Они посмотрели на меня, на картину, опять на меня. Наверное, подумали, что я тоже не крепок на голову и позволил себе увлечься первым подвернувшимся под руку предметом, но сдержались и не высказали своего впечатления вслух.
– Понятия не имею, Гаррет, – рубанул Питерс. – Никогда ее не видел. А вы, ребята?

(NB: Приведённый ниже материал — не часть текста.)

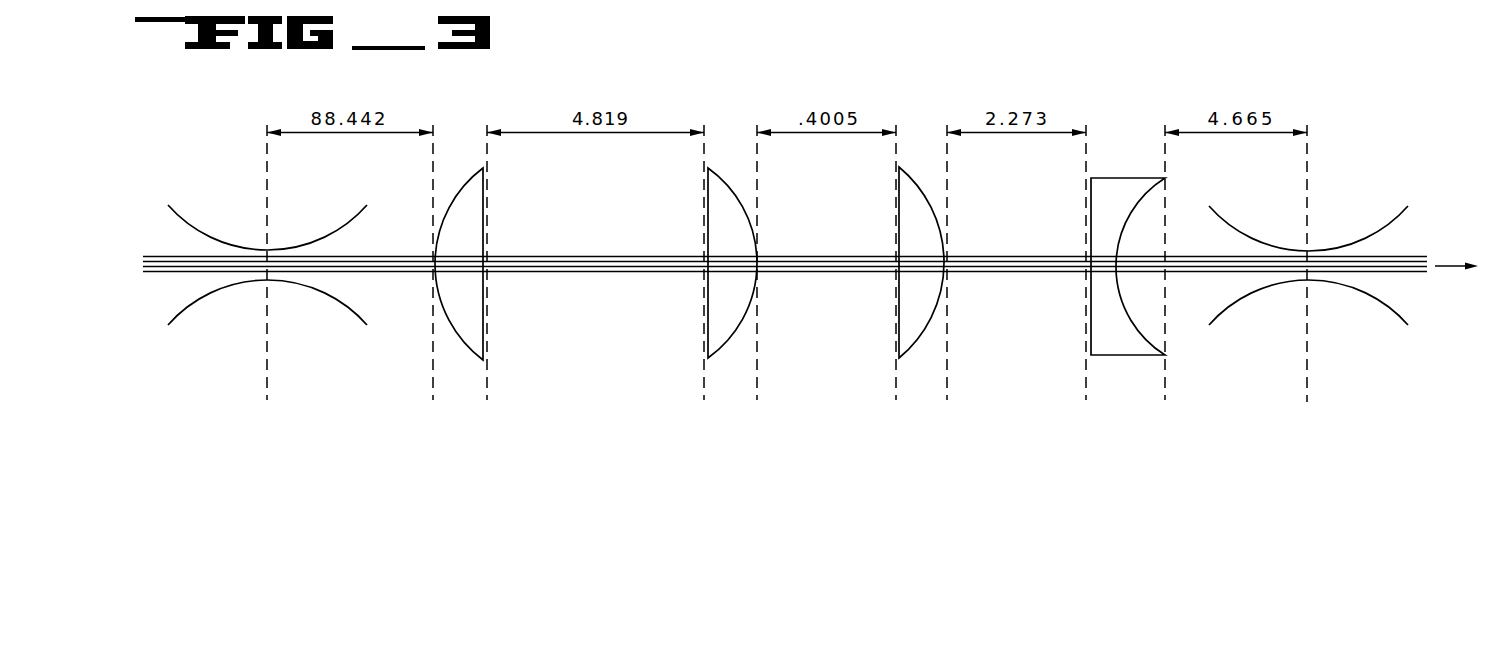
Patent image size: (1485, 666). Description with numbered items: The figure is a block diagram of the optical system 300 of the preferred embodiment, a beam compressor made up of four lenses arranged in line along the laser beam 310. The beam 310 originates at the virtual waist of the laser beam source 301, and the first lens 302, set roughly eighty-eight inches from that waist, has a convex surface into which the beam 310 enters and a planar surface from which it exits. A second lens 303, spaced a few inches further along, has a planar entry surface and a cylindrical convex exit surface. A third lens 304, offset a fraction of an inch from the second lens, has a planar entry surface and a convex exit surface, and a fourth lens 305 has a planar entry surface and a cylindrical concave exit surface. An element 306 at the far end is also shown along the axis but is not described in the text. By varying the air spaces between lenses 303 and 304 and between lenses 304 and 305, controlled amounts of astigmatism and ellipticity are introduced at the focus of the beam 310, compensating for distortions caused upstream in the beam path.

Уэйн и Кид покачали головами.
– Хотя… вроде бы… – промямлил Уэйн. В голове у Кида тоже мелькнула какая-то мысль, он наморщил лоб, подошел ближе.
– Узнаешь? – спросил я.
– Нет. Секундочку… Нет. Просто игра воображения.
Я не стал спорить. Все равно доказательств пока нет.
– Пошли, Морли.
Мы начали собирать картины. Теперь Питерс, нахмурившись, рассматривал блондинку, мучительно пытаясь что-то сообразить. Он побледнел немного, вконец растерялся, но так ничего и не сказал. Мы собрали полотна и направились к лестнице. Поднялись на четвертый этаж, и я, меня точно подтолкнул кто, подошел к перилам балкона. Питерс и Кид о чем-то возбужденно шептались.
У Морли слух острей моего.
– Не знаю точно, о чем они говорят, но они пытаются убедить друг друга, что это невозможно.